I've been arguing with idiots again. I'd really cut down on this, since I gave up reading the Hendon Mob and Gutshot forums a couple of years ago, but I got drawn in again on the AOL comments section today. If you think that the people who write on the BBC's 'Have your say' page are morons (and I do) then wait until you've read the comments on AOL stories. On a recent piece about immigration, someone actually wrote 'Bring back Enoch Powell'. I kid you not. This sort of thing is so commonly parodied that you forget that such idiocy still exists.
I got involved on AOL today after reading a story about rural house prices and seeing some old git giving it the 'In my day blah blah blah' crap. Apparently in the past people saved for housing. Well I never. Anyway, after reading how young people are supposed to 'SACRIFICE!' I said:
"I love it when people who bought houses when they were at low multiples of average earnings start lecturing those of us born later to 'sacrifice'."
I went on to say that I wasn't wanting anything to be given to the young, just a more liberal planning regime. I won't bore regular readers of this site with any more detail; you know the score. Anyway, at the end I said: "The baby-boomer generation is perhaps the most selfish in history". There are clearly a lot of people around who don't know what the term 'baby-boomer' means because the next comment I got back from Mr "SACRIFICE!" was to tell me that I should be grateful to them for winning two world wars. LOL. Anyway, when I went on to explain what I was really addressing the generation born after that, I got taken to task by someone called 'Baby Boomer' who said, among other things:
"WE Sir, are the children of heroes. When we were at school in the 50's and 60's we were taught by heroes (in my case by a decorated ex-RAF officer with a DSO and DFC and two bars from The Battle of Britain in 1940) We looked up to these people because they had something to say...and we listened . In fact we we are the last generation that got told to "sit down shut up and listen" and (without wailing or making a complaint) and we got a stiff belt around the ear if we didn't. We actually went to school in school uniform because that was just the way it was. We also went there to LEARN and NOT to " take on" the system like some barrack room lawyer or to "know our rights" over the wearing of inappropriate clothes, religious head dresses, make up and jewellery."

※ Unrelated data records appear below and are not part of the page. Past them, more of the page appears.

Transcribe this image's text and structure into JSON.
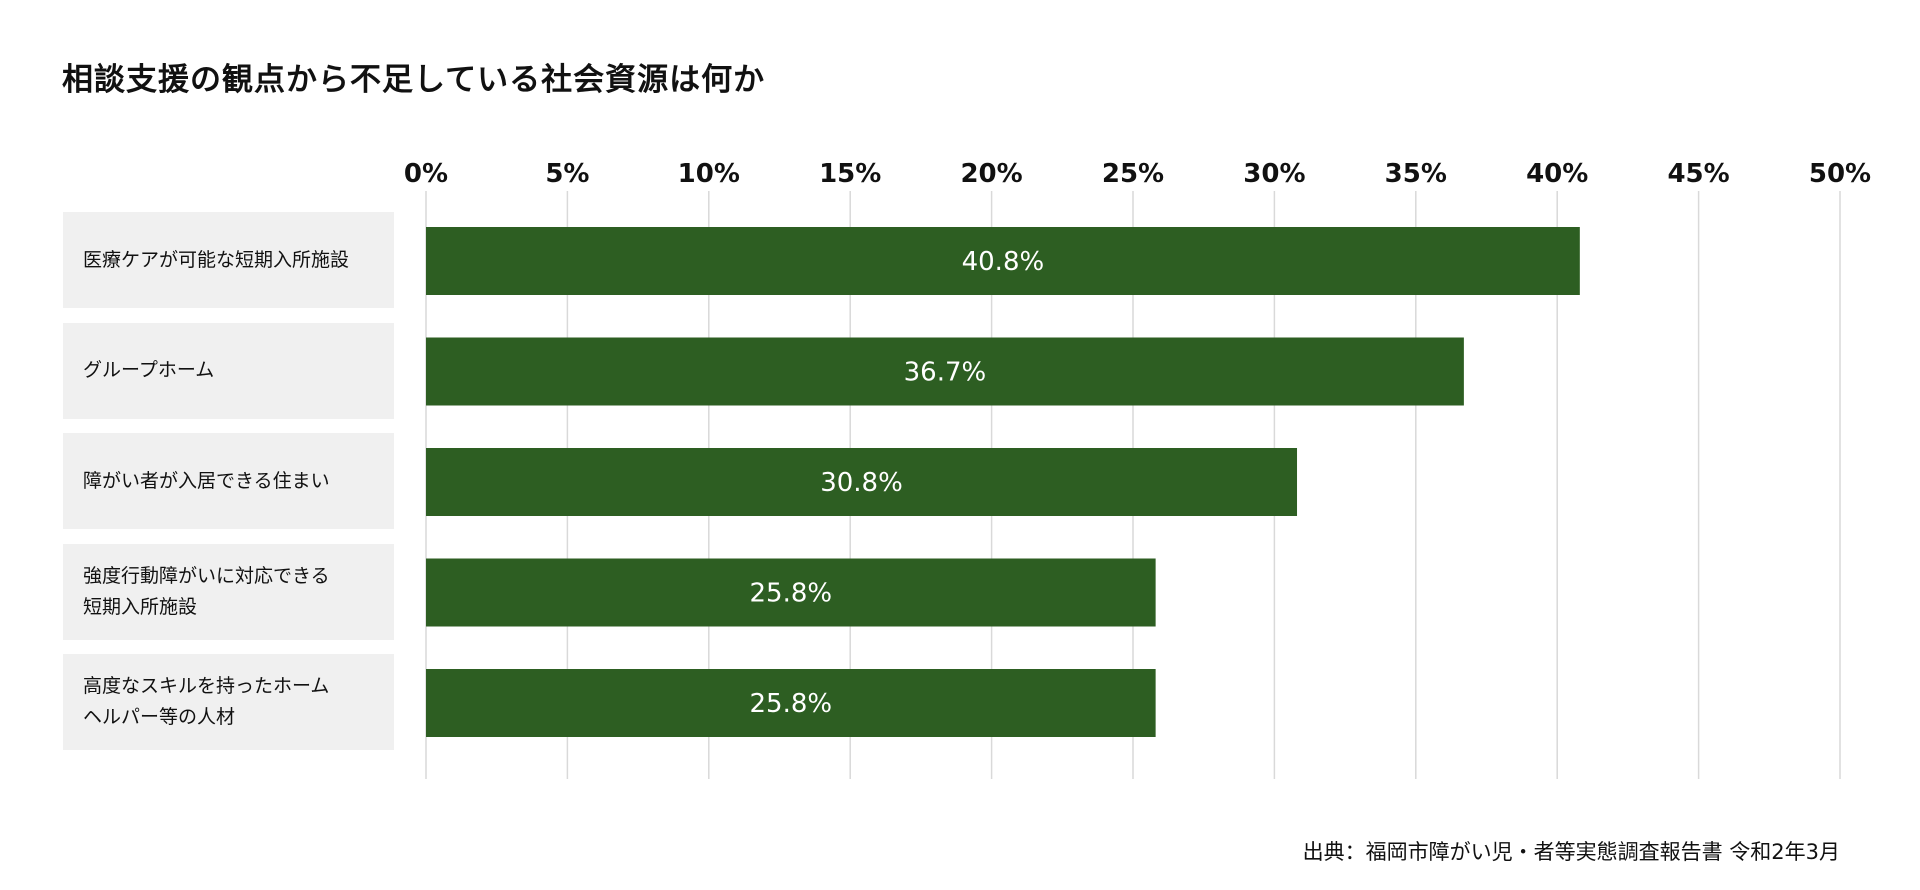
{
  "chart_data": {
    "type": "bar",
    "orientation": "horizontal",
    "title": "相談支援の観点から不足している社会資源は何か",
    "categories": [
      "医療ケアが可能な短期入所施設",
      "グループホーム",
      "障がい者が入居できる住まい",
      "強度行動障がいに対応できる短期入所施設",
      "高度なスキルを持ったホームヘルパー等の人材"
    ],
    "category_lines": [
      [
        "医療ケアが可能な短期入所施設"
      ],
      [
        "グループホーム"
      ],
      [
        "障がい者が入居できる住まい"
      ],
      [
        "強度行動障がいに対応できる",
        "短期入所施設"
      ],
      [
        "高度なスキルを持ったホーム",
        "ヘルパー等の人材"
      ]
    ],
    "values": [
      40.8,
      36.7,
      30.8,
      25.8,
      25.8
    ],
    "data_labels": [
      "40.8%",
      "36.7%",
      "30.8%",
      "25.8%",
      "25.8%"
    ],
    "xlim": [
      0,
      50
    ],
    "ticks": [
      0,
      5,
      10,
      15,
      20,
      25,
      30,
      35,
      40,
      45,
      50
    ],
    "tick_labels": [
      "0%",
      "5%",
      "10%",
      "15%",
      "20%",
      "25%",
      "30%",
      "35%",
      "40%",
      "45%",
      "50%"
    ],
    "xaxis_position": "top",
    "grid": true,
    "colors": {
      "bar": "#2d5e22",
      "grid": "#d9d9d9",
      "category_bg": "#f0f0f0",
      "bar_label": "#ffffff"
    }
  },
  "source": "出典：福岡市障がい児・者等実態調査報告書 令和2年3月"
}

I don't know when kids stopped wearing school uniforms. They still do where I live, but it's the stuff about respecting the older people that sounds false to me. I'd love to think it was true but I suspect there's a huge element of selective memory here and to present my rebuttal, I'd like to call four witnesses to the court. Their names are John, Paul, George and Ringo. A HARD DAY'S NIGHT (1964)
Watch how these four young men, born between 1940 and 1943 (slightly older than the textbook boomers) treat Paul's grandfather; not a lot of respect for the older generation there. Later there's this classic exchange with a war veteran at around 4 mins 50 seconds into the clip:
Johnson: 'I fought the war for your sort.'
Ringo: 'Bet you're sorry you won.'
Nostalgia ain't what it used to be.
UPDATE: Note that John Lennon clearly 'snorts coke' at 2 mins 26 seconds. Later we see Paul and John, then in their twenties, harassing teenage schoolgirls. Ringo is shown smoking. Fat chance you'd see any of that in an S Club 7 film today.